As of December, more than 15,000 acres of such agricultural land has been protected in Skagit County over the last 25 years, representing 283 fewer houses — and associated roads and infrastructure — being built on farmlands in the region, Stoner explained.

Agricultural critical mass

Double-N Potatoes has protected more farmland through the Farmland Legacy Program, about 1,500 acres, than any other entity. Nelson said that his family is not only leveraging the benefits of extinguishing development rights but that each acre protected helps preserve the necessary critical mass of agriculture in the county to ensure that farming remains economically viable.

As farmland is lost in a region, it becomes more difficult to support auxiliary industries, attract labor and sustain agricultural processing facilities, explained Michael Brady, an agricultural economist at Washington State University.

Thousands of potatoes fill storage sheds at Double-N Potatoes. (Hailey Hoffman/Cascadia Daily News)

Ultimately, it undermines the economic viability of the entire industry.

“It gets to a point where too much ag gets taken out of production, well, it’s gonna be hard to keep your infrastructure intact,” Nelson said. “Everything from the tractor dealerships to the fertilizer companies to the seed companies that are here.”

Brady pointed to the agglomeration effect in economics: a higher concentration of a specific industry in a region increases innovation and decreases the cost of doing business.

This is especially true for specialty crops, where packing and processing is key.

“To keep those post farm gate tracking and processing industries economical, they need scale,” Brady said.

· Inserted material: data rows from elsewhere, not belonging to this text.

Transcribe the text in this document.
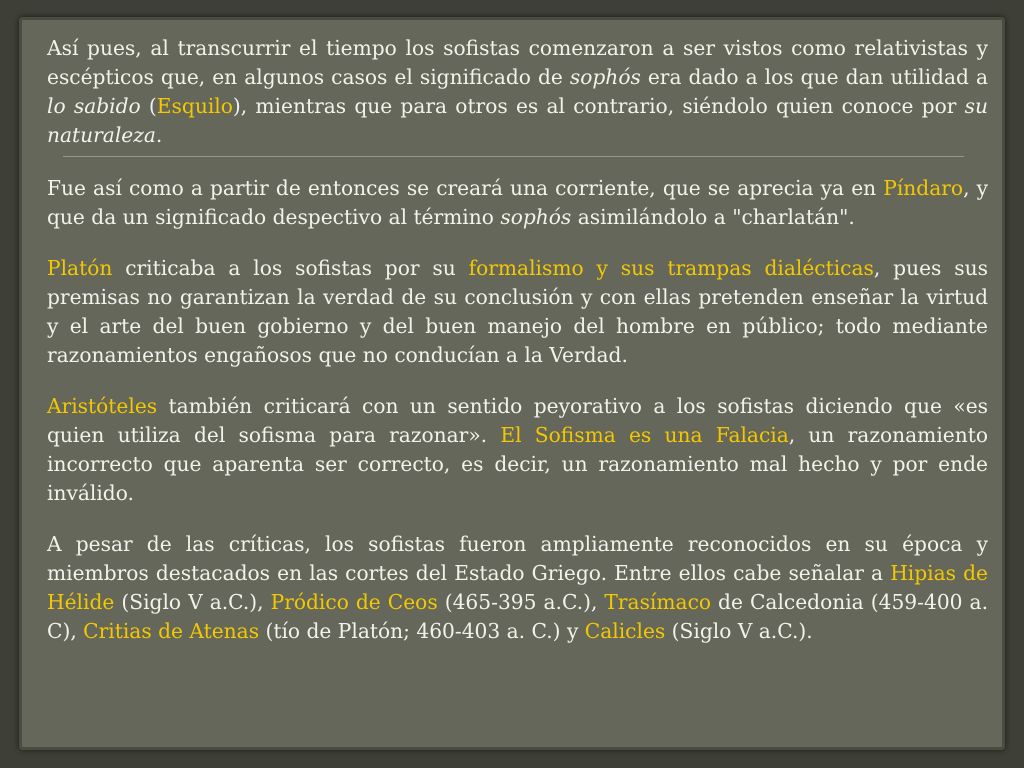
Así pues, al transcurrir el tiempo los sofistas comenzaron a ser vistos como relativistas y escépticos que, en algunos casos el significado de sophós era dado a los que dan utilidad a lo sabido (Esquilo), mientras que para otros es al contrario, siéndolo quien conoce por su naturaleza.

Fue así como a partir de entonces se creará una corriente, que se aprecia ya en Píndaro, y que da un significado despectivo al término sophós asimilándolo a "charlatán".

Platón criticaba a los sofistas por su formalismo y sus trampas dialécticas, pues sus premisas no garantizan la verdad de su conclusión y con ellas pretenden enseñar la virtud y el arte del buen gobierno y del buen manejo del hombre en público; todo mediante razonamientos engañosos que no conducían a la Verdad.

Aristóteles también criticará con un sentido peyorativo a los sofistas diciendo que «es quien utiliza del sofisma para razonar». El Sofisma es una Falacia, un razonamiento incorrecto que aparenta ser correcto, es decir, un razonamiento mal hecho y por ende inválido.

A pesar de las críticas, los sofistas fueron ampliamente reconocidos en su época y miembros destacados en las cortes del Estado Griego. Entre ellos cabe señalar a Hipias de Hélide (Siglo V a.C.), Pródico de Ceos (465-395 a.C.), Trasímaco de Calcedonia (459-400 a. C), Critias de Atenas (tío de Platón; 460-403 a. C.) y Calicles (Siglo V a.C.).
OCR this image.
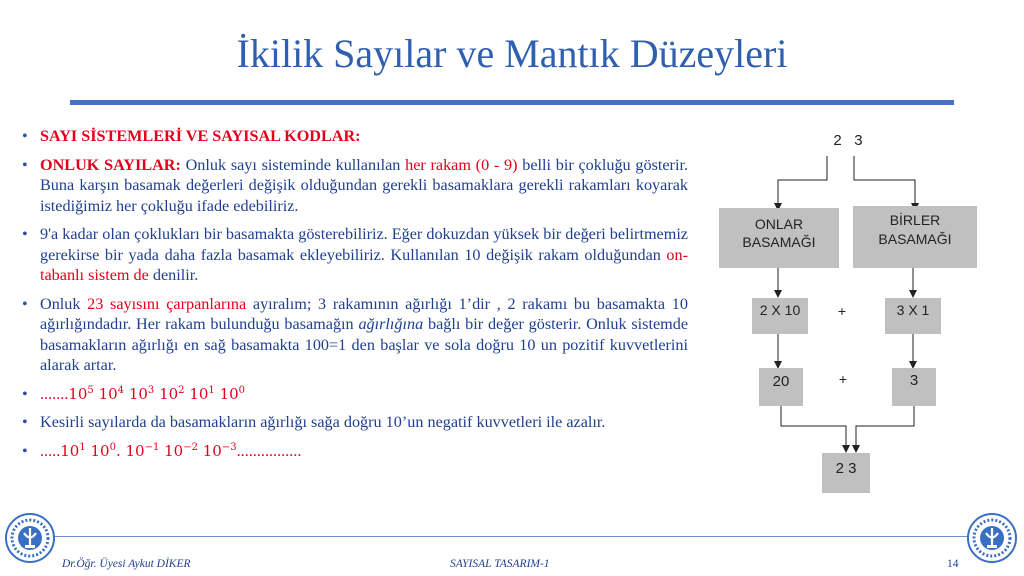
İkilik Sayılar ve Mantık Düzeyleri
• SAYI SİSTEMLERİ VE SAYISAL KODLAR:
• ONLUK SAYILAR: Onluk sayı sisteminde kullanılan her rakam (0 - 9) belli bir çokluğu gösterir. Buna karşın basamak değerleri değişik olduğundan gerekli basamaklara gerekli rakamları koyarak istediğimiz her çokluğu ifade edebiliriz.
• 9'a kadar olan çoklukları bir basamakta gösterebiliriz. Eğer dokuzdan yüksek bir değeri belirtmemiz gerekirse bir yada daha fazla basamak ekleyebiliriz. Kullanılan 10 değişik rakam olduğundan on-tabanlı sistem de denilir.
• Onluk 23 sayısını çarpanlarına ayıralım; 3 rakamının ağırlığı 1’dir , 2 rakamı bu basamakta 10 ağırlığındadır. Her rakam bulunduğu basamağın ağırlığına bağlı bir değer gösterir. Onluk sistemde basamakların ağırlığı en sağ basamakta 100=1 den başlar ve sola doğru 10 un pozitif kuvvetlerini alarak artar.
• .......10$^5$ $10^4$ $10^3$ $10^2$ $10^1$ $10^0$
• Kesirli sayılarda da basamakların ağırlığı sağa doğru 10’un negatif kuvvetleri ile azalır.
• .....10$^1$ $10^0$. $10^{-1}$ $10^{-2}$ $10^{-3}$................
2   3
ONLAR
BASAMAĞI
BİRLER
BASAMAĞI
2 X 10	+	3 X 1
20	+	3
2 3
Dr.Öğr. Üyesi Aykut DİKER	SAYISAL TASARIM-1	14
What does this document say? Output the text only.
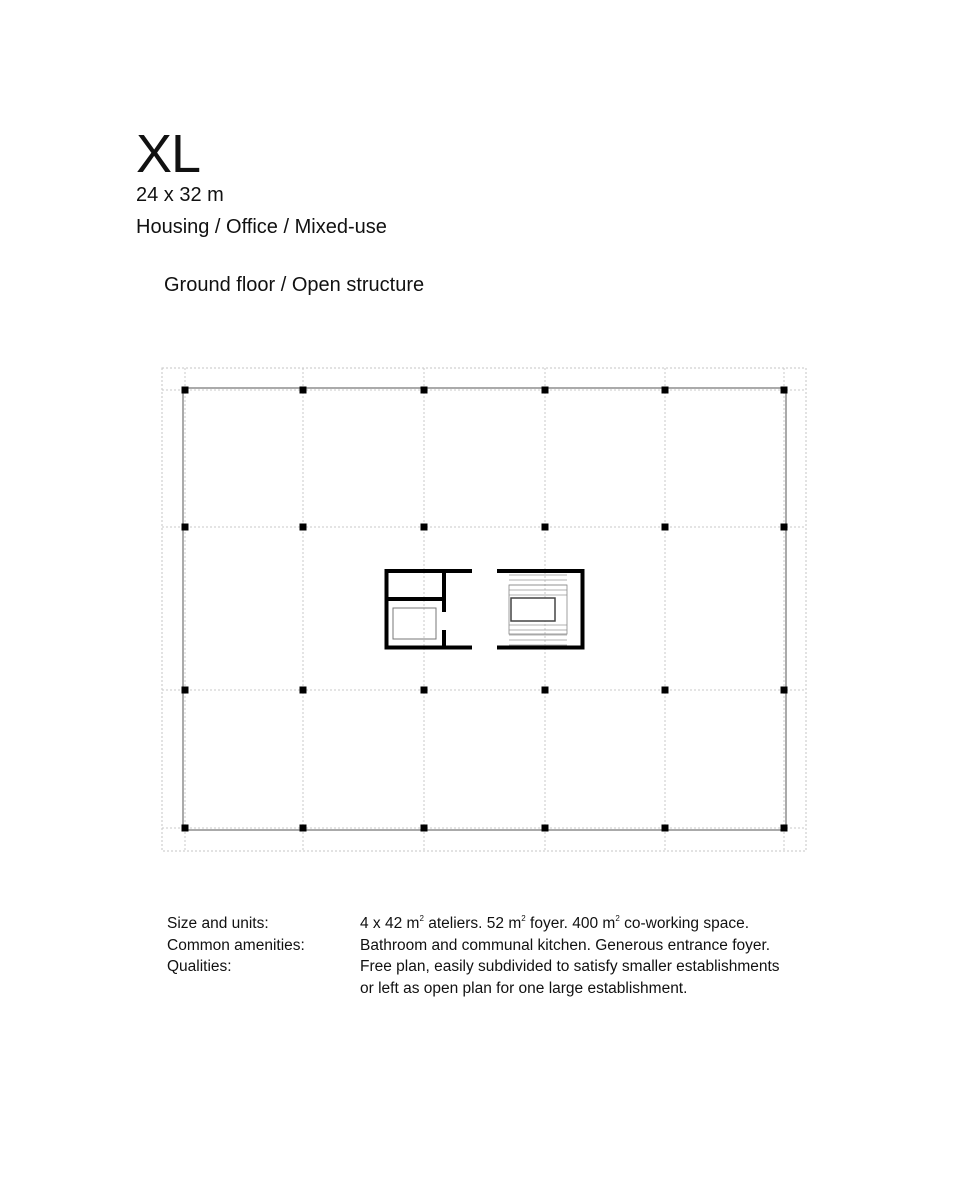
XL
24 x 32 m
Housing / Office / Mixed-use
Ground floor / Open structure
Size and units:	4 x 42 $m^2$ ateliers. 52 $m^2$ foyer. 400 $m^2$ co-working space.
Common amenities:	Bathroom and communal kitchen. Generous entrance foyer.
Qualities:	Free plan, easily subdivided to satisfy smaller establishments
or left as open plan for one large establishment.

While there are the economics of scale — the bigger the farm, the lower the unit costs — there is also the economics of scope, or the benefit of growing a variety of crops, Brady explained.

This is particularly the case for small and medium farms focused on direct sales. The idea is to have a diversity of crops ready to be harvested at different times throughout the year to provide a steady flow of income.

Skagit Valley, constrained by the mountains on one side and the sea on the other, is limited with how much it can benefit from the economics of scale and is instead pushed toward diversification, as opposed to specialization.

Nonetheless, even this requires a great deal of farmland for a variety of reasons, including crop rotations, in which crops are planted in different fields on a set schedule so as not to deplete the soil quality of one parcel.

Tractors are lined up at Double-N Potatoes. (Hailey Hoffman/Cascadia Daily News)

Future farmlands of Skagit

The Skagit County Farmland Legacy Program is one of the most successful farmland preservation programs in the state, yet more still needs to be done to secure the region’s future in agriculture, Stoner explained.

“It is vital to protect farmland at a fast pace,” Stoner said in December. “This year, we’ve been working to identify barriers and opportunities so that Farmland Legacy can protect 30% of Skagit farmland sooner than 2050.”

The county budgeted $3 million for the purchase of easements to protect agricultural land in 2024 and 2025. In 2024, the county spent $985,00 on the effort. However, Stoner noted that with population pressures increasing in the Puget Sound region, land values will increase, ultimately reducing the buying power of the program. 

“We still have a ton of work ahead of us,” Stoner said. “Our dirt is our future.”